BTW, I hope the PM has made sure that Rameshkumar Bhikabhai, the gentleman who allegedly presented the suit, actually has a son, and the son indeed got married on January 26. If not, the PM would have dug himself deeper into his monogrammed hole.
This PM wants to bring probity to public life. Great idea, much needed, welcome it. There were stories about his honesty and how he keeps his Cabinet ministers on a tight leash. There was the story of how the PM gave a dressing down to the son of powerful minster (in the presence of the minister, of course) for allegedly asking for bribes to facilitate the transfer of some officials. Or, how the PM calls ministers when they are boarding airplanes and reprimands them for wearing inappropriate clothes. The message is: the PM is very smart, he knows all and watches all, and will do most unconventional things to bring honesty to public life. Great stories and solid PR. Full marks to the PM!
But I do have a question. Does the PM respect the ethical standards he preaches? Specifically, do ministers break laws when they accept expensive (undeclared) gifts? The Home Ministry has a code of conduct for ministers on this subject: “A minister should not accept valuable gifts except from close relatives, and he or members of his family should not accept any gifts at all from any person with whom he may have official dealings,” ( http://timesofindia.indiatimes.com/india/Did-PM-Narendra-Modi-violate-code-of-conduct-by-accepting-suit/articleshow/46293691.cms). Apparently, ministers are not supposed to accept gifts worth more than 5,000 rupees.

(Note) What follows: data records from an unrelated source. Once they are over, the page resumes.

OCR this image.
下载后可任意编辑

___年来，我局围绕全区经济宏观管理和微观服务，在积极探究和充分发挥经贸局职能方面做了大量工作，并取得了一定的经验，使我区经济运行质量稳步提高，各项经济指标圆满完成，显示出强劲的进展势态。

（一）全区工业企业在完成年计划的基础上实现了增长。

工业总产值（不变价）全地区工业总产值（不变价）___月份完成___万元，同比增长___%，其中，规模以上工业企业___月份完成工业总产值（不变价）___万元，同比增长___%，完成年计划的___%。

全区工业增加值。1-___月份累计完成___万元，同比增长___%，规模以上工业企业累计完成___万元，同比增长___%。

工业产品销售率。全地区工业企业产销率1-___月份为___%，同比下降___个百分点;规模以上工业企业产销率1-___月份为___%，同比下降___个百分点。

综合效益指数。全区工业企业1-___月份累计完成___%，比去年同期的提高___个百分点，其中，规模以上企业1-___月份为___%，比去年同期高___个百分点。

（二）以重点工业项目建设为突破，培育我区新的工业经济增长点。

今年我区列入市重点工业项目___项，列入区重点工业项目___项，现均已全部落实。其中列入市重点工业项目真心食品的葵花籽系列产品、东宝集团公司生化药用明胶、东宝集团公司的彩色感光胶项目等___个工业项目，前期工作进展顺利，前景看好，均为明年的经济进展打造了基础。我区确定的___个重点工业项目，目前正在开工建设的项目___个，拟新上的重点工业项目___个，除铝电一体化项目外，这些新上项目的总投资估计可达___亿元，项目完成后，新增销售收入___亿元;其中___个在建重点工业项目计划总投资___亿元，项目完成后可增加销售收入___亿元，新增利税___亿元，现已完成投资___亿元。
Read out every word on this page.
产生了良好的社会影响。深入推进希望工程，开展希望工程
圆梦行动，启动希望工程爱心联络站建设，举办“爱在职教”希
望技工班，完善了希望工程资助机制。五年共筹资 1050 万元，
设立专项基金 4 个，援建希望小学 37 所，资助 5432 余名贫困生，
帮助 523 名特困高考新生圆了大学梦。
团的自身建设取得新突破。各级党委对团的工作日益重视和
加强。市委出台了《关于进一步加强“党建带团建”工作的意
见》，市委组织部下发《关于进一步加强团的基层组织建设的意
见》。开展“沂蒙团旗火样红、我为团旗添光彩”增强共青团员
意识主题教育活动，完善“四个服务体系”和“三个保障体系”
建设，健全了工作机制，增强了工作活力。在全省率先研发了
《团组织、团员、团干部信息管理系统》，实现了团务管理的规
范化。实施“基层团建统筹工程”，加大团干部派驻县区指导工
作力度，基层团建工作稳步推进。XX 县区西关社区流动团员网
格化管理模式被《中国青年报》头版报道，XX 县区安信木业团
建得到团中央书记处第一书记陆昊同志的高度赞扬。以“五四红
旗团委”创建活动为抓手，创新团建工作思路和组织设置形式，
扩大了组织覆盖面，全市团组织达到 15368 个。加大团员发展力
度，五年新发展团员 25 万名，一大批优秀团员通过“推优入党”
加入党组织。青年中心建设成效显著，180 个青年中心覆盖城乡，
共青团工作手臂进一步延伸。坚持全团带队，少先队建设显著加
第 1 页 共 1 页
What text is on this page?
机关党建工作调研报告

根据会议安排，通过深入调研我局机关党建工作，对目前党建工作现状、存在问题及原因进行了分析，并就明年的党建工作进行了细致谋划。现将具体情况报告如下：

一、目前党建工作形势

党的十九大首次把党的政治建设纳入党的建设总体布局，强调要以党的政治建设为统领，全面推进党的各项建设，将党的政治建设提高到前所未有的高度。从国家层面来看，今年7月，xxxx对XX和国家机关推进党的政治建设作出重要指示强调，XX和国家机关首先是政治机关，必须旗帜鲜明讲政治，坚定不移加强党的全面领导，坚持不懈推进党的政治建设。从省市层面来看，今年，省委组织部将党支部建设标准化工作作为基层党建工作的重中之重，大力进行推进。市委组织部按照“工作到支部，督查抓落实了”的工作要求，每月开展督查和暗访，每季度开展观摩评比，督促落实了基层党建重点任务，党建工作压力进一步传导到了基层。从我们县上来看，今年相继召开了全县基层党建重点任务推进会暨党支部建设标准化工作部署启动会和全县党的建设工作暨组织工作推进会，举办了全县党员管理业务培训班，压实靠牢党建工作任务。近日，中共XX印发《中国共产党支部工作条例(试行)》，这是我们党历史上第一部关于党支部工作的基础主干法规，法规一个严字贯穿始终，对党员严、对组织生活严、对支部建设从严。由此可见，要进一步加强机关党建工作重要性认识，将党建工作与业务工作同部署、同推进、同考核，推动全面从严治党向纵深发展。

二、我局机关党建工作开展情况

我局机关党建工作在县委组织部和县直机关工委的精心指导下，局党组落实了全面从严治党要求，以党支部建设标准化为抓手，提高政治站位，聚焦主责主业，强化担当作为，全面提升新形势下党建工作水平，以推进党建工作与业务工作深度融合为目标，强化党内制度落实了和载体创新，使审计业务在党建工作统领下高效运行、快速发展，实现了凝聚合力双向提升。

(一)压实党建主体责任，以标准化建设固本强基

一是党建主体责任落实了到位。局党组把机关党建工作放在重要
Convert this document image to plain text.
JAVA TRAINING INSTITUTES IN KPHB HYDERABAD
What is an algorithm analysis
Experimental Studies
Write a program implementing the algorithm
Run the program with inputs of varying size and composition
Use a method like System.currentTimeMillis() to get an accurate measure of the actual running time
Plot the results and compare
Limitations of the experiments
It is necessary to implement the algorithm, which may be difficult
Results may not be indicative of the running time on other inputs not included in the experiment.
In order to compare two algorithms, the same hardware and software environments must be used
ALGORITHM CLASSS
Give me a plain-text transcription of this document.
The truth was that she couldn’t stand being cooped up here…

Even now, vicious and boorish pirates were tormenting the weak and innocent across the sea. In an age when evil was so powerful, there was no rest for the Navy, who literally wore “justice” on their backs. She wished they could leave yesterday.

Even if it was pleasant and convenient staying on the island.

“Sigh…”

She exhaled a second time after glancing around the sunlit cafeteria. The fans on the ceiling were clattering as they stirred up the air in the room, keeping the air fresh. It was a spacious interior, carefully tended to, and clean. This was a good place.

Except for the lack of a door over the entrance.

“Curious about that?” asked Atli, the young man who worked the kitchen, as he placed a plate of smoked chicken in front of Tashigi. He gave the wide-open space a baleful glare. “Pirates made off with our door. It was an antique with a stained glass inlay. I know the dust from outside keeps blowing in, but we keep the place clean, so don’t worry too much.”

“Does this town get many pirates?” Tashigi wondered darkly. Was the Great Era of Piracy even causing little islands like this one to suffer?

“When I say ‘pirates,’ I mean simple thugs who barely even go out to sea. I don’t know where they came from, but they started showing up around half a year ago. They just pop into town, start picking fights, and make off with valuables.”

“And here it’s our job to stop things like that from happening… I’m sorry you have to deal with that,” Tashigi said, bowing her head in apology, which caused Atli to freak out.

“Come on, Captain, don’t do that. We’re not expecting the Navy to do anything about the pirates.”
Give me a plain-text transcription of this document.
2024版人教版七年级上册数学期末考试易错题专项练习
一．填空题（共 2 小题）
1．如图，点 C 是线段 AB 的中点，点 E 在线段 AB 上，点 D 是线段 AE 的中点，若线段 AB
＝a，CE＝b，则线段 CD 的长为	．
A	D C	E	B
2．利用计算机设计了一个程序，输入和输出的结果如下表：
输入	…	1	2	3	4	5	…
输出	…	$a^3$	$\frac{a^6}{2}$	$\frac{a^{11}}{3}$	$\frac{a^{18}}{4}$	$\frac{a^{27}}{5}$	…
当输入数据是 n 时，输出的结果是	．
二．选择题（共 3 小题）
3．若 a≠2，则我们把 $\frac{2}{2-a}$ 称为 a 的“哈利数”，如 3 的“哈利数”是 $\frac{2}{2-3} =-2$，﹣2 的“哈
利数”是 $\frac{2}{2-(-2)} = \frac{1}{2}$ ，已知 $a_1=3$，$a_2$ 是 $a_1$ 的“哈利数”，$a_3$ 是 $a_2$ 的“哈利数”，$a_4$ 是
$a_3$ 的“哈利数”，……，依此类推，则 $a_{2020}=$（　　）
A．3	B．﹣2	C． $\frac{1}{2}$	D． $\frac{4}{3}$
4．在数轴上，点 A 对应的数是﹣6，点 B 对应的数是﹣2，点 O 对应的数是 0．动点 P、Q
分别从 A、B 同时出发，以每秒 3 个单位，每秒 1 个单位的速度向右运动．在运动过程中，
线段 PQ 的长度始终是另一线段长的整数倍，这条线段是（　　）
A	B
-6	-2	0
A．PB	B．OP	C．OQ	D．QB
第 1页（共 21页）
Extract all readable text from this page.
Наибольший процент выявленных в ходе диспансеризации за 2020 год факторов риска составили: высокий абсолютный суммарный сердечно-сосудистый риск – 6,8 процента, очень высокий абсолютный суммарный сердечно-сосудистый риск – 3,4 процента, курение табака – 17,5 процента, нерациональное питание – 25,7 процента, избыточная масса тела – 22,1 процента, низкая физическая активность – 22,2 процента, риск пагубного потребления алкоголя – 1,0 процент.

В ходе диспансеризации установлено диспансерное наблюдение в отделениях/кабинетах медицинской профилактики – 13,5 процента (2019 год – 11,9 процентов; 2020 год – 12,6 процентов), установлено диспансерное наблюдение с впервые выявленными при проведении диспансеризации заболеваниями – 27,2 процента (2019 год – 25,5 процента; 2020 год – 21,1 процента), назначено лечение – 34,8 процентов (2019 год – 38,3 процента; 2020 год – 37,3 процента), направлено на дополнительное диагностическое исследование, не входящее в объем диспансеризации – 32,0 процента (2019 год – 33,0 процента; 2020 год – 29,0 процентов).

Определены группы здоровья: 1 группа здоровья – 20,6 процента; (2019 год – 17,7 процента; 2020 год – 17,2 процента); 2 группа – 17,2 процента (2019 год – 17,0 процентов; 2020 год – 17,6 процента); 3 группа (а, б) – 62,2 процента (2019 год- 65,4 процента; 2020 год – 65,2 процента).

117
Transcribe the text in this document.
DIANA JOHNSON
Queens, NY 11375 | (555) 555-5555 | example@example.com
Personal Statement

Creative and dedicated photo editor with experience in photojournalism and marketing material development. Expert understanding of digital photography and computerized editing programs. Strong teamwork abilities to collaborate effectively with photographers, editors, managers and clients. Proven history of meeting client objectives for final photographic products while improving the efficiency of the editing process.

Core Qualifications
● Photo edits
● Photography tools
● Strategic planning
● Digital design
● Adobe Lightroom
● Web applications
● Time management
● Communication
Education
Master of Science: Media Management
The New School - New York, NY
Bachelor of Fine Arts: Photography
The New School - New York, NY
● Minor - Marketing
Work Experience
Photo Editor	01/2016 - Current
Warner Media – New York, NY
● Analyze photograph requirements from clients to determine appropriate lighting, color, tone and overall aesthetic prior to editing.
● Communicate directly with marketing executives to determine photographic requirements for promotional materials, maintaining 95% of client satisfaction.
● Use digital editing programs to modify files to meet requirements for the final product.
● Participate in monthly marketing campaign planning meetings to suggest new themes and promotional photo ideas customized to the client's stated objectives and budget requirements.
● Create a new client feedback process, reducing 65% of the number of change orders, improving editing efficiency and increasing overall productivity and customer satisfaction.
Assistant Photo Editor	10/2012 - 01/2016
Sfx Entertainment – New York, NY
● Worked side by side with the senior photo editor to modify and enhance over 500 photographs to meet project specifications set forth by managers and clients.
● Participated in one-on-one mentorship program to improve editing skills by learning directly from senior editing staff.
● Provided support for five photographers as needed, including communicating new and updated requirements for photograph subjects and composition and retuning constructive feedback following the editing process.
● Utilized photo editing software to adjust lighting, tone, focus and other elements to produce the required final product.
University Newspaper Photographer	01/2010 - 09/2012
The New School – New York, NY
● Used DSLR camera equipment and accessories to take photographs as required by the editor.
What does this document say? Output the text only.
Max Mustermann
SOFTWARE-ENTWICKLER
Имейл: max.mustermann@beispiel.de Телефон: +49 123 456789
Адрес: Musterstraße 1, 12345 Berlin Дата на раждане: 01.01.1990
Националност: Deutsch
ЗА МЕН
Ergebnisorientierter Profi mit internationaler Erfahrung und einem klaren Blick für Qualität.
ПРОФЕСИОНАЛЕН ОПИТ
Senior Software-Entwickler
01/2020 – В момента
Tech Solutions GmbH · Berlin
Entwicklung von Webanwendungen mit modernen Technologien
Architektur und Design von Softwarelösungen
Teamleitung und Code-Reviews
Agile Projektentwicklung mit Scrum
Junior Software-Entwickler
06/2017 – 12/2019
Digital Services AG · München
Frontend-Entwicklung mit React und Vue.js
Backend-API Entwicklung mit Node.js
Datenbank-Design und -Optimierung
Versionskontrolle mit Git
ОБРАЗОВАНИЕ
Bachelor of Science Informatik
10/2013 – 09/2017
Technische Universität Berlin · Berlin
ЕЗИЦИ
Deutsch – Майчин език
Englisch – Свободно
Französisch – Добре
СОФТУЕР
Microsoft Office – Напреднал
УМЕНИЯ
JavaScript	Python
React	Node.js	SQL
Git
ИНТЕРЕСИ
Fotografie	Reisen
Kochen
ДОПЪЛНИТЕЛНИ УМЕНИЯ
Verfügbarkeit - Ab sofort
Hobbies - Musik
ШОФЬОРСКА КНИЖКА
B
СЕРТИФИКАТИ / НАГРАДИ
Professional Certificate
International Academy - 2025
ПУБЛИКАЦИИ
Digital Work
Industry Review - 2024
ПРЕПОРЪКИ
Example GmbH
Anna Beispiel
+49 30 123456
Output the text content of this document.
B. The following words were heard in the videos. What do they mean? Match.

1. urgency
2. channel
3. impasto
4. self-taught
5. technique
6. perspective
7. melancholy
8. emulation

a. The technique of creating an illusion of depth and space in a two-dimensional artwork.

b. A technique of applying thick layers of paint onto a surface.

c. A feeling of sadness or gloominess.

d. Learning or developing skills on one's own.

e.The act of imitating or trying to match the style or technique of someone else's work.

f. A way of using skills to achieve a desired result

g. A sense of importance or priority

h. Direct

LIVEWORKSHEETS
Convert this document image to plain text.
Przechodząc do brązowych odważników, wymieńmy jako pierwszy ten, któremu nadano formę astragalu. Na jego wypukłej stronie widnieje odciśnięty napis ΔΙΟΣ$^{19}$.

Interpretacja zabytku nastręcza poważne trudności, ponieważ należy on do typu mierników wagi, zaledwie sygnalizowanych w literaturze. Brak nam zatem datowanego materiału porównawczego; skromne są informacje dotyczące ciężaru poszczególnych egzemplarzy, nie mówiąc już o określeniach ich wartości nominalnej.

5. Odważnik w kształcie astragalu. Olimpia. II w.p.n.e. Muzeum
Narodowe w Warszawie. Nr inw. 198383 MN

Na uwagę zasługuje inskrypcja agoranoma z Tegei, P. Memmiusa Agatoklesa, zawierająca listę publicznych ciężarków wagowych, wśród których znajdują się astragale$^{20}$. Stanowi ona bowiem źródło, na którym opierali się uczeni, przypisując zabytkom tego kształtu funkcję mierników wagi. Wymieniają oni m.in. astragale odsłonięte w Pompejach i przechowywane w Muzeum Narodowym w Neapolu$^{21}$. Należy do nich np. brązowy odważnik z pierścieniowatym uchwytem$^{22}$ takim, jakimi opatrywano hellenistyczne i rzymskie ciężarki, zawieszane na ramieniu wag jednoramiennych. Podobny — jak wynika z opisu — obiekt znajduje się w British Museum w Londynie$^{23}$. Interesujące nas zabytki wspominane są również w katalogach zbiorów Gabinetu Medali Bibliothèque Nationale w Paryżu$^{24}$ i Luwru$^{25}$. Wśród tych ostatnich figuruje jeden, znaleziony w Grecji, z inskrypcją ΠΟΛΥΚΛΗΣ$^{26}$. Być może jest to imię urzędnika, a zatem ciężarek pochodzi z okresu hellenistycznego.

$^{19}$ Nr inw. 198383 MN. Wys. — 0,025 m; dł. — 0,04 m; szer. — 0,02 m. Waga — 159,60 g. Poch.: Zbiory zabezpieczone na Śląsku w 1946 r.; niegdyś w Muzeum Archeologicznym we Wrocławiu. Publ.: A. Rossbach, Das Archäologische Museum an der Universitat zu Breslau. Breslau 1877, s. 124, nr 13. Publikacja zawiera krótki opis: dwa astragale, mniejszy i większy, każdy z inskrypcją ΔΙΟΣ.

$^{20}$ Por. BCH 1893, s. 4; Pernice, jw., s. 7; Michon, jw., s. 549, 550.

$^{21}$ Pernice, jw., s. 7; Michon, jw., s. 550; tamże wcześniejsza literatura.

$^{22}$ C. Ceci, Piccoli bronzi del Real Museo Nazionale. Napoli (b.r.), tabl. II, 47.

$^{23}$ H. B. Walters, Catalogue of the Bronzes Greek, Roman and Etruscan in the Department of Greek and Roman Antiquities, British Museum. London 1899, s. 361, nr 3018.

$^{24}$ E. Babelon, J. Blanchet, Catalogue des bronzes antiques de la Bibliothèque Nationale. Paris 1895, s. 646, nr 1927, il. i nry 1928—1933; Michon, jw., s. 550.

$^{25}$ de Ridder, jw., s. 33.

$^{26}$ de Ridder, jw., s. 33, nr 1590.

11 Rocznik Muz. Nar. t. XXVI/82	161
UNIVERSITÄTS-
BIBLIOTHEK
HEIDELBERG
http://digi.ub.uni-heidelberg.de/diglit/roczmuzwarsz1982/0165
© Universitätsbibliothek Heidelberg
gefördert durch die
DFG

So, why was this gift accepted in the first place? Who will be held accountable?
But it does not stop here. The cover-up has become even more ridiculous and is imposing real political costs on the PM. The suit which was initially valued at about $25,000 was sold at an auction for $694,000! The Rs. 10 lakh suit (that Rahul Gandhi talked about) was eventually valued at Rs. 4.31 crores. This perhaps another instance where RG got it quite wrong — but this is a conversation for another day.
This clumsy cover-up has ensured that the monogrammed pinestriped suit will remain in public memory for a long time. This is a serious political misstep that has undermined the carefully cultivated image of the PM as a chaiwallah.
How could such an intelligent individual as the PM make such a fundamental mistake? Clearly, he is losing his political touch. While his narcissism got him into trouble in the first place, his clumsy cover-up has focused on the negative aspects of his personality.
I hope he understands the political consequences of his actions. monogrammed or not.